A partir del siglo VI, existió también una Aula Regia o consejo asesor del rey, integrado por magnates ajenos al gobierno. De este modo, todo el mundo alcanzaba su tajada. Otra institución política de creciente importancia fueron los concilios eclesiásticos, de los que hubo muchos, casi siempre en Toledo, la capital. Los concilios de los obispos se convirtieron en una especie de Cámara Alta que regía la vida nacional. Desde esta posición de fuerza, la Iglesia acabó por erradicar los últimos vestigios de la cultura pagana; por ejemplo, los juegos circenses, que san Isidoro consideraba culto al diablo, o el teatro, al que relacionaba etimológicamente con la prostitución. Prohibidos los espectáculos institucionales, sólo le quedaban al ciudadano las alegrías particulares, pero tampoco éstas agradaban al celante episcopado. Por ejemplo, la festividad pagana de Año Nuevo, tal como se celebraba entonces, le parecía a san Isidoro un vergonzoso espectáculo, en el que «se entonan impúdicas canciones, se danza frenéticamente, y coros de los dos sexos, ahítos de vino, se juntan en repugnante promiscuidad».

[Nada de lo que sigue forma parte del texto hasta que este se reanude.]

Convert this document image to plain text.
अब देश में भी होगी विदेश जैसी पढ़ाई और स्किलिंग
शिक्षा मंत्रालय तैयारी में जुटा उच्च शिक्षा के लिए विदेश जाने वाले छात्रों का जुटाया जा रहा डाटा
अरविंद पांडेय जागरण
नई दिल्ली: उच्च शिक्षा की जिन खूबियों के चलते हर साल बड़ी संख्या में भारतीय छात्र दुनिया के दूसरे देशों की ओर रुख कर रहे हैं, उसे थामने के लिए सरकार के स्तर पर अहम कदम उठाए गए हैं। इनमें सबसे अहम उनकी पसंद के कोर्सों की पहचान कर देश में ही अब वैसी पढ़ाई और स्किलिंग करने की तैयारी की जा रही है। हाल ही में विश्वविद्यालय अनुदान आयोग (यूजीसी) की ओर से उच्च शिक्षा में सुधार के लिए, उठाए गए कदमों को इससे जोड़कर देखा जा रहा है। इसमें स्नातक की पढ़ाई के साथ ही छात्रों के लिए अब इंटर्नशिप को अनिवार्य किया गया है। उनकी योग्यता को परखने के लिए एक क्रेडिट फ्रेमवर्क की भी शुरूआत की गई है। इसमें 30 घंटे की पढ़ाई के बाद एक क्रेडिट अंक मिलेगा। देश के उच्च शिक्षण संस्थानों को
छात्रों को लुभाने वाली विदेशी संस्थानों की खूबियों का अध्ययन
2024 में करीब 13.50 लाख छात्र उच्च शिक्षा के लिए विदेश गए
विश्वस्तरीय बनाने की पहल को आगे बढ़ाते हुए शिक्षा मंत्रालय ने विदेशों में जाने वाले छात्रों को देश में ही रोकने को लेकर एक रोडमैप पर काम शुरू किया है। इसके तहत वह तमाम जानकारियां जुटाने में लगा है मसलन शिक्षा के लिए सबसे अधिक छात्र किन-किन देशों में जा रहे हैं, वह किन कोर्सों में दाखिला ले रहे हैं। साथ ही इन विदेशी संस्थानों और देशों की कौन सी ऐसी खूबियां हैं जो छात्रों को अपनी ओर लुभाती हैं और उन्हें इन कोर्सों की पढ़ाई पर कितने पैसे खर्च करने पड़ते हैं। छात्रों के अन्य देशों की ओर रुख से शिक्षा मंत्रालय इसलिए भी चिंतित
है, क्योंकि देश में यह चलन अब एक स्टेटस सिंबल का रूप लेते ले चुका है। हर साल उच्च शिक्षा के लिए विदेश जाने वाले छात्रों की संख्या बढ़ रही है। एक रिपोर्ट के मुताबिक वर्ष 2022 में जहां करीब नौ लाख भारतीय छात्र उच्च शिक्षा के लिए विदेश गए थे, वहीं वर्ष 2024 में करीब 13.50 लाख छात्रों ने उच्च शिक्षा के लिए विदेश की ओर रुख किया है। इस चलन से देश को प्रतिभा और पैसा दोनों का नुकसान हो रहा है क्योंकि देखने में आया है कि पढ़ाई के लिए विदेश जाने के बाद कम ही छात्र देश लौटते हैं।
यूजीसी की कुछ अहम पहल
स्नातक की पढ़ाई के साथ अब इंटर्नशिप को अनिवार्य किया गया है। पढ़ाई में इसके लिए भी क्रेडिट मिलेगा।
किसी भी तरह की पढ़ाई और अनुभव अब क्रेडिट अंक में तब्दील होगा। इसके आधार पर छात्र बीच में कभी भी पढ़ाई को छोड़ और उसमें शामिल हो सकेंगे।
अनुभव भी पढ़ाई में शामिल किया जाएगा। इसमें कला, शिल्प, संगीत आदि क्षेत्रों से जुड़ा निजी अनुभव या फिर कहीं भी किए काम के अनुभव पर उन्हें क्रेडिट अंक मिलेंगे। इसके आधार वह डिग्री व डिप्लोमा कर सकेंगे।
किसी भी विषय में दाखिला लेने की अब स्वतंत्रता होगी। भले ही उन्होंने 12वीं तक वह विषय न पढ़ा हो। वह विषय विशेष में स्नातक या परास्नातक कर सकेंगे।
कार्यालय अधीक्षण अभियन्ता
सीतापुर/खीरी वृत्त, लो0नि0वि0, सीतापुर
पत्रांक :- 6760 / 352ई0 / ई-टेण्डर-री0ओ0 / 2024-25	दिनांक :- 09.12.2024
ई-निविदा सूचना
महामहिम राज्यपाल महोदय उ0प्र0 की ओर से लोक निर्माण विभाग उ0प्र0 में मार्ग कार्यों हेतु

Esta creciente injerencia de la Iglesia en la sociedad civil era su premio por apoyar a la monarquía. El rey, a menudo un golpista que acababa de alcanzar el poder destronando a su antecesor, convocaba concilio, y los obispos lo legitimaban. En justa correspondencia, él les firmaba decretos para perseguir a los judíos y a los paganos. Iglesia y trono eran como uña y carne, o una mano lava a la otra. La tolerancia religiosa de los reyes arrianos, la que había favorecido la pacífica convivencia de judíos, católicos, arrianos y paganos, dio paso a las persecuciones de la Iglesia católica contra paganos y judíos. Esta represión se iría recrudeciendo hacia el final de la monarquía goda.
El dominio de la Iglesia tuvo también sus aspectos positivos. Ya comenzaban a florecer los monasterios, que durante el largo eclipse del medievo serían guardianes y transmisores de la cultura clásica (convenientemente censurada y expurgada por los clérigos, claro está).